Key points

  • The term ‘acute care’ derives from an earlier period when patients were seen through the acute stage of their illness in hospitals and often then transferred to other settings. Nowadays it comprises all the main activities carried out in hospitals such as emergency treatment and a wide range of elective treatments, most of which can only be carried out by highly trained staff and using special equipment.
  • Acute hospital services are provided by 173 trusts, of which 82 are foundation trusts. Foundation trust status is a new form of public ownership known as an independent public benefit corporation. These trusts are not subject to direction by the Secretary of State and their boards are elected by their staff and the people they serve. Although they enjoy substantial independence, they are required to use their assets primarily to provide care for NHS patients.
  • NHS and foundation trusts provide almost exclusively acute hospital care. Primary, community and mental health services sit within separate organisations. An issue of ongoing debate is whether this separation of acute hospital services provides a significant barrier to more integrated care for patients. A number of acute trusts are exploring options to provide an extended range of services in the community as the model of care shifts to one that is more community based.
  • Each acute trust has one or more acute hospitals and generally serves a local catchment population of around 200,000-500,000. Generally, acute hospitals have distinct local catchments drawing most of their activity from those that live within a 10-15 mile radius. However, since patients have been able to exercise choice in elective care this is changing, particularly in the larger urban areas where patients can travel easily to a range of hospitals. Total expenditure on acute services is a little over 40 per cent of the total NHS budget.
  • Acute hospitals treated about 13.5 million patients in 2007/8. Of these, about one third were emergencies, one third elective cases and one third maternity and other categories. Nearly 5 million patients were treated as day cases.
  • The number of acute beds has remained at about 100,000 over the past ten years. The average inpatient length of stay was 5.7 days in 2007/8, compared to 8.4 days a decade earlier.

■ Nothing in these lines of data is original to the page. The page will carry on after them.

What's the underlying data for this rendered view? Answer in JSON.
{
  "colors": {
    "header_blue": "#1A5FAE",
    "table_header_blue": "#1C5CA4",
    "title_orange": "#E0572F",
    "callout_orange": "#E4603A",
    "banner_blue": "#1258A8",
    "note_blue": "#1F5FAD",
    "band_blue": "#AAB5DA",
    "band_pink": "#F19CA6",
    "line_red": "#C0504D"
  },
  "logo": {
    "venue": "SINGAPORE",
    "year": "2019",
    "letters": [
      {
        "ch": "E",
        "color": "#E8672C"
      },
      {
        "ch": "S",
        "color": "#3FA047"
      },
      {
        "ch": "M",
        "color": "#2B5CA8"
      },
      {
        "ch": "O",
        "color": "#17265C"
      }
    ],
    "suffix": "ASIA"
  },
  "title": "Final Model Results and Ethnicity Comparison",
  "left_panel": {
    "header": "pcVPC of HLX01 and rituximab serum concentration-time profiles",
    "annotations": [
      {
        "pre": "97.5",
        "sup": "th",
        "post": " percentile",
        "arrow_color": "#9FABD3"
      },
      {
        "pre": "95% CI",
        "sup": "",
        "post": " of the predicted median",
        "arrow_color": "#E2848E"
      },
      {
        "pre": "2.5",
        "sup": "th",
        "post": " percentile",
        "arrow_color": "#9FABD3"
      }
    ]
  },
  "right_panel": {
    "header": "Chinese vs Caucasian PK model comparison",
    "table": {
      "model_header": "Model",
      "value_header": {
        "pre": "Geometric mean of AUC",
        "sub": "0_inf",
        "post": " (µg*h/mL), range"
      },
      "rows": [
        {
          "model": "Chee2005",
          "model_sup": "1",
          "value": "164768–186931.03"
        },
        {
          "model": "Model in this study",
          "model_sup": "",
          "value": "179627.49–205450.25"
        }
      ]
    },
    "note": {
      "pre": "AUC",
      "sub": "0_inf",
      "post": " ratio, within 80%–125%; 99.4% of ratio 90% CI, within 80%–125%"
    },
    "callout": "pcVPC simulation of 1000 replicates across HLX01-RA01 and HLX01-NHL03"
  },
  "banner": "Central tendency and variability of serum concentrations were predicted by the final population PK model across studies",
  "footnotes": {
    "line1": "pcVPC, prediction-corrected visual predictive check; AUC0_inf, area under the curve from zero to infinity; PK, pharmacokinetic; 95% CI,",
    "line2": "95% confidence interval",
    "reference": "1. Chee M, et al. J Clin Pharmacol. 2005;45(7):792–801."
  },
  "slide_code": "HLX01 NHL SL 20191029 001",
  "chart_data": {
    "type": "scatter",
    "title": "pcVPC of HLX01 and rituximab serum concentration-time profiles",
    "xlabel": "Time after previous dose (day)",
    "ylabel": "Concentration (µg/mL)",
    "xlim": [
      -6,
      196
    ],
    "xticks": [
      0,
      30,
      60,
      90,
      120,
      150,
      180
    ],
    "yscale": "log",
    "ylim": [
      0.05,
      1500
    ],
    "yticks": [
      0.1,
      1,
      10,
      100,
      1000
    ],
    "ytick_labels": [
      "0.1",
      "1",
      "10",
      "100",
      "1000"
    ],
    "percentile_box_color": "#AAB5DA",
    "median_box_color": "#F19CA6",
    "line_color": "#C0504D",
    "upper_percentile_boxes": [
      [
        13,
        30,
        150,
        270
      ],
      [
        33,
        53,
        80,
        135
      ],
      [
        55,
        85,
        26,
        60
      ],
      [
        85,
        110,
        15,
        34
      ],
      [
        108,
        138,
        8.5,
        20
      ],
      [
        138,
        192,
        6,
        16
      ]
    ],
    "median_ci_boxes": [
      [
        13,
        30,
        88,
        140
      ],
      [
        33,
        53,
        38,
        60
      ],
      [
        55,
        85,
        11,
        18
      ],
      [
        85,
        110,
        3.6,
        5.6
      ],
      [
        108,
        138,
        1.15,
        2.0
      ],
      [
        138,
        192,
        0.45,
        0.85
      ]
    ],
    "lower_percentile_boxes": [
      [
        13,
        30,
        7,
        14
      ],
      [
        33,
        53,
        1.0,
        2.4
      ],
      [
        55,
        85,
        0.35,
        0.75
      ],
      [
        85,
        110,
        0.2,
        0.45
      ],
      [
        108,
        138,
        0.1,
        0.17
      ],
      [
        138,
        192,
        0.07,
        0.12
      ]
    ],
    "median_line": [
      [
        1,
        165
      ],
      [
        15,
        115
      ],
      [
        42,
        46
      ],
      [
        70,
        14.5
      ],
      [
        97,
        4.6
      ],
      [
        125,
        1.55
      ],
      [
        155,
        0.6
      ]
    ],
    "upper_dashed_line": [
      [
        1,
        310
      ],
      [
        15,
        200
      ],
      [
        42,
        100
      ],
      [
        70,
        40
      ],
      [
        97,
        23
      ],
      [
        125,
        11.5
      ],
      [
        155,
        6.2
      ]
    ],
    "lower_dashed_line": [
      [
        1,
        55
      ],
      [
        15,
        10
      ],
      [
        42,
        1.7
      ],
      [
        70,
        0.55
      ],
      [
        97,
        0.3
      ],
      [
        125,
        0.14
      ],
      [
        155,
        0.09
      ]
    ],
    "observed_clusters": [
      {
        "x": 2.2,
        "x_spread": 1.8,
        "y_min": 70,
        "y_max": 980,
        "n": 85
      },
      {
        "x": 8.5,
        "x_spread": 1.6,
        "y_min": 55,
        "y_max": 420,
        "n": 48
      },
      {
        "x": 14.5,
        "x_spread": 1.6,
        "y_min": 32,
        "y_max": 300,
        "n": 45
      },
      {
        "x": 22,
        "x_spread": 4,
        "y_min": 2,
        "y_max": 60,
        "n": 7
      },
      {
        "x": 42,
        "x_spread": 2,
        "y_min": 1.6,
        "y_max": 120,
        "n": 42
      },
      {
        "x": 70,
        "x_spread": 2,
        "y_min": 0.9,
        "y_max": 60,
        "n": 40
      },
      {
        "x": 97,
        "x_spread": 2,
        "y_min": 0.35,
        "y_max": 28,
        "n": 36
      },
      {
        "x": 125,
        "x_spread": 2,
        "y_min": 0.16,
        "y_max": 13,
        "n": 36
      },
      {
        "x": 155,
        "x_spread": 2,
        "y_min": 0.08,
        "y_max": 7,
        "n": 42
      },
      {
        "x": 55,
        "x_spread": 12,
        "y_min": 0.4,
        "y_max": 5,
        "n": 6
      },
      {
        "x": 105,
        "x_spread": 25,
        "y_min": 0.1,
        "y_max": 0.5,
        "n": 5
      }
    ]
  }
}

  • Acute trusts employ nearly 35,000 consultants and a similar number of registrars – just over half of the total NHS medical staff. They employed over two-thirds of the total nursing workforce of 315,000 in 2008.
  • The NHS Plan, published in 2000, set a target of 100 new (ie, rebuilt) hospitals by 2010 as part of its wider programme for modernising the NHS. This target has been exceeded. Currently 104 schemes  (77 financed through the private finance initiative) are operational and a further 28 are under construction.
  • The Local Government Act 2000 provided for the establishment of Oversight and Scrutiny Committees by local authorities. In 2002 regulations were issued that gave local authorities the right to conduct inquiries into the health services used by their residents.
  • The NHS Act 2006 requires that all NHS bodies involved in service change must involve service users or their representatives in planning service changes and making decisions on them.